The doors opened up following a £2.3million investment from the National Lottery to restore the building into a museum showcasing the history and works of the building over the years dating back from when it first opened in 1841.
This is the only workhouse in the North that tells the story of its inmates, the famine period, and the lives of those within it up to its closure.
The dedicated heritage space includes stories of some of the people who lived and died in the Workhouse. These former residents have now been given a voice to tell their stories through a mixed-use exhibition, reminiscence, display area and a dedicated heritage trail.

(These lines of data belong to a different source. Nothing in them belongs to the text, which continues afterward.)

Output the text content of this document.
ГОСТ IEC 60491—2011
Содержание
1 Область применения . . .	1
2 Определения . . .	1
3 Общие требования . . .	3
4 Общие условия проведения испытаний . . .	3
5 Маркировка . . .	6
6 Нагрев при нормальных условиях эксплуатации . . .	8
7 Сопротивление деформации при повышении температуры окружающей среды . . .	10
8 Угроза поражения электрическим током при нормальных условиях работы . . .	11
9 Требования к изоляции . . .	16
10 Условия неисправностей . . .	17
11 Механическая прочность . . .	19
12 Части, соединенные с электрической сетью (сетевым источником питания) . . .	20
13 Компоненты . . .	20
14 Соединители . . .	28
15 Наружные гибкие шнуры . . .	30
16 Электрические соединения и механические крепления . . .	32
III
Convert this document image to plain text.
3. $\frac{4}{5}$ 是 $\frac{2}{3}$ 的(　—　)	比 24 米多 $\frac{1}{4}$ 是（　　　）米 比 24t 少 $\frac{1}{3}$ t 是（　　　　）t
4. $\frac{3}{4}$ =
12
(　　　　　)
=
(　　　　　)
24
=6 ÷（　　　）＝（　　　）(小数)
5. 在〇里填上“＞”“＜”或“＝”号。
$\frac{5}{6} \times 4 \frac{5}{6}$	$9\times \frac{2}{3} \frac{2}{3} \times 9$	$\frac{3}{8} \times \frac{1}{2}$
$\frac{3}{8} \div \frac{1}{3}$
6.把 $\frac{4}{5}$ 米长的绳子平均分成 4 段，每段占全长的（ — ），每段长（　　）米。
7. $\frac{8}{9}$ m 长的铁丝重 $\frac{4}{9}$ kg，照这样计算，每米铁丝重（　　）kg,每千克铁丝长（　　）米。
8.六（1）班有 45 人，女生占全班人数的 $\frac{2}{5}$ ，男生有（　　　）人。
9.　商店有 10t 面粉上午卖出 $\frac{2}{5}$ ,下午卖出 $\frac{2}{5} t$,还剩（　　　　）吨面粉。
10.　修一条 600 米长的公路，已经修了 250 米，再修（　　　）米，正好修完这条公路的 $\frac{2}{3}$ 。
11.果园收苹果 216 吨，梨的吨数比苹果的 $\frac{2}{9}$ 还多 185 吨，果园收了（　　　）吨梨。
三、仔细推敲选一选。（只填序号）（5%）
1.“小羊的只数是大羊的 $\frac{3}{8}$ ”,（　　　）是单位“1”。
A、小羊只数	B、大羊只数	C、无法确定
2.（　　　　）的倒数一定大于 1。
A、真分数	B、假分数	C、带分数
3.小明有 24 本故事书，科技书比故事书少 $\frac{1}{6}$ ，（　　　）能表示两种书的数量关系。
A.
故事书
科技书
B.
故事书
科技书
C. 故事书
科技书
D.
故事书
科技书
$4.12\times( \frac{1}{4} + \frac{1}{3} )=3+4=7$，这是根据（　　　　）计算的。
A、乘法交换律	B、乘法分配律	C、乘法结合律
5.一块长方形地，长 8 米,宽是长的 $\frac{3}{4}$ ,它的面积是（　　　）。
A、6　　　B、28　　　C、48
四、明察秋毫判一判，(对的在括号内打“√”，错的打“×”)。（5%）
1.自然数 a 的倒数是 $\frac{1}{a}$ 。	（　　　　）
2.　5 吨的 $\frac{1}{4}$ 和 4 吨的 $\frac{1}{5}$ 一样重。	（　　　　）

In addition, and looking to a positive sustainable future, part of the Workhouse has been transformed into a modern business innovation and enterprise hub.
Development Officer of Museum Services, Catherine Scott, stated that the re-opening was a pivotal moment for Fermanagh and the North.
She said: “In terms for the local community – and even beyond – it’s hugely important. For well over a hundred years, this building – whether it was functioning as a workhouse or in later years as a hospital – has so many local people with an affinity and a relationship with it.
“For such a long time, it was a crucial part of the landscape of Enniskillen. We have been ‘informally-opened’ since December and I have been extremely busy with school groups and other people coming in to see the building.
“My greatest hope that this is, in many ways, just the starting point for other workhouses in Fermanagh, Tyrone and beyond to follow suit and give voice to those people who lived and died in a workhouse that nobody has ever remembered.”
The Workhouse had a baptism of fire when it open as a few years later, the Great Famine hit both the County and Ireland causing more than a million deaths nationwide.
Catherine added: “If we look at the Famine period, 10,000 people entered the Workhouse and over 2000 of them died.
“There are stories associated with unmarried mothers who came here and their child is maybe taken from them. They may have spent their entire lives in the Workhouse.
“We are going through the admission records at the minute and the descriptions of ‘the pauper’ when they arrive is heartbreaking and beyond words.
“The Poor Law system is introduced in 1838. Before the Famine, less than one per cent of the Irish population are in the Workhouse system across Ireland.
“The Workhouse is designed to deal with known-crisis poverty. However, Ireland has for years been teetering on the brink of a Malthusian apocalypse and then it comes.
“The Potato Blight arrives with the first total failure of the crop being in Co. Fermanagh which creates this huge abyss. So this Workhouse opens and receives a ‘baptism of fire’ in the form of the Famine.
“People were critical of the Workhouse system – and it’s easy to be critical as it was being paid for by ratepayers who didn’t want to pay. But it was never meant to deal with the sheer scale of poverty, destitution, starvation and disease that was brought upon Ireland.”